A condenação de Domingos Brazão ocorreu pela Primeira Turma do STF, que o considerou um dos mandantes da morte da vereadora Marielle Franco e do motorista Anderson Gomes. A decisão também incluiu a tentativa de homicídio da assessora de Marielle, Fernanda Chaves. O crime aconteceu em 14 de março de 2018, no bairro do Estácio, na região central do Rio de Janeiro.
Com a publicação, o TCE-RJ comunicará a Assembleia Legislativa do Rio (Alerj), responsável por indicar o novo conselheiro. O irmão de Domingos Brazão, ex-deputado federal Chiquinho Brazão, também foi condenado a 76 anos e três meses de reclusão. Ambos foram acusados de organização criminosa armada, dois homicídios qualificados e um homicídio qualificado tentado.
Outros envolvidos receberam penas severas.

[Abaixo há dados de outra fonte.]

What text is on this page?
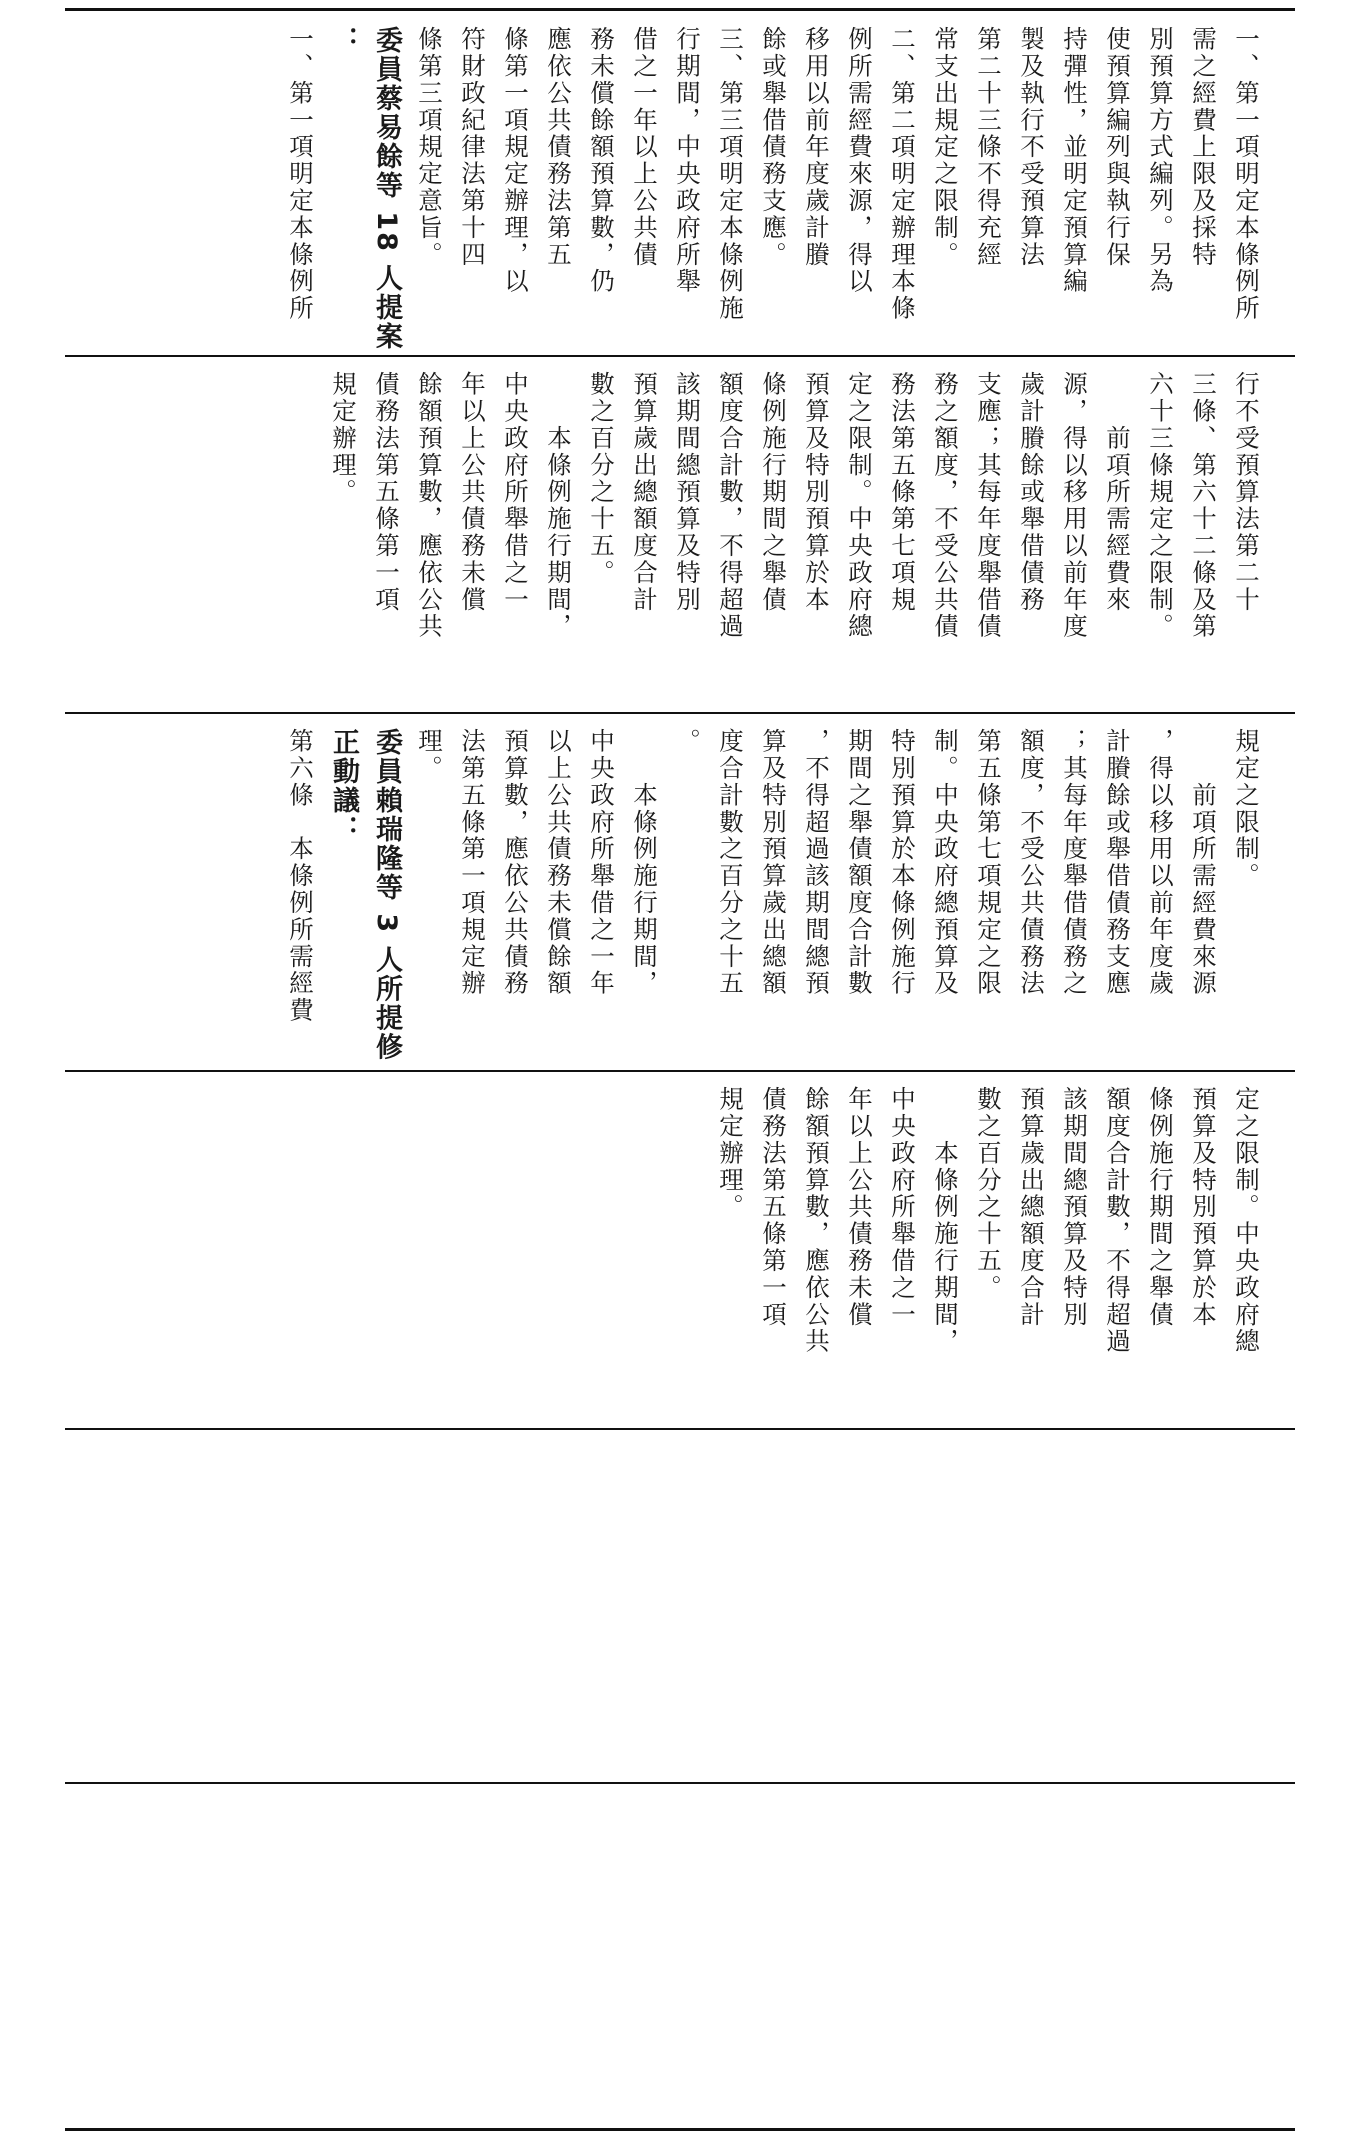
一、第一項明定本條例所

需之經費上限及採特

別預算方式編列。另為

使預算編列與執行保

持彈性，並明定預算編

製及執行不受預算法

第二十三條不得充經

常支出規定之限制。

二、第二項明定辦理本條

例所需經費來源，得以

移用以前年度歲計賸

餘或舉借債務支應。

三、第三項明定本條例施

行期間，中央政府所舉

借之一年以上公共債

務未償餘額預算數，仍

應依公共債務法第五

條第一項規定辦理，以

符財政紀律法第十四

條第三項規定意旨。

委員蔡易餘等 18 人提案

：

一、第一項明定本條例所

行不受預算法第二十

三條、第六十二條及第

六十三條規定之限制。

　　前項所需經費來

源，得以移用以前年度

歲計賸餘或舉借債務

支應；其每年度舉借債

務之額度，不受公共債

務法第五條第七項規

定之限制。中央政府總

預算及特別預算於本

條例施行期間之舉債

額度合計數，不得超過

該期間總預算及特別

預算歲出總額度合計

數之百分之十五。

　　本條例施行期間，

中央政府所舉借之一

年以上公共債務未償

餘額預算數，應依公共

債務法第五條第一項

規定辦理。

規定之限制。

　　前項所需經費來源

，得以移用以前年度歲

計賸餘或舉借債務支應

；其每年度舉借債務之

額度，不受公共債務法

第五條第七項規定之限

制。中央政府總預算及

特別預算於本條例施行

期間之舉債額度合計數

，不得超過該期間總預

算及特別預算歲出總額

度合計數之百分之十五

。

　　本條例施行期間，

中央政府所舉借之一年

以上公共債務未償餘額

預算數，應依公共債務

法第五條第一項規定辦

理。

委員賴瑞隆等 3 人所提修

正動議：

第六條　本條例所需經費

定之限制。中央政府總

預算及特別預算於本

條例施行期間之舉債

額度合計數，不得超過

該期間總預算及特別

預算歲出總額度合計

數之百分之十五。

　　本條例施行期間，

中央政府所舉借之一

年以上公共債務未償

餘額預算數，應依公共

債務法第五條第一項

規定辦理。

Os ex-policiais Ronnie Lessa e Élcio de Queiroz foram condenados a 78 anos, 9 meses e 30 dias e 59 anos, 8 meses e 10 dias de prisão, respectivamente, por serem autores dos disparos e dirigirem o veículo na emboscada. Ronald Paulo Alves Pereira recebeu 56 anos de prisão por participação no assassinato, e Rivaldo Barbosa, ex-chefe da Polícia Civil do Rio de Janeiro, foi condenado a 18 anos por obstrução da Justiça e corrupção passiva.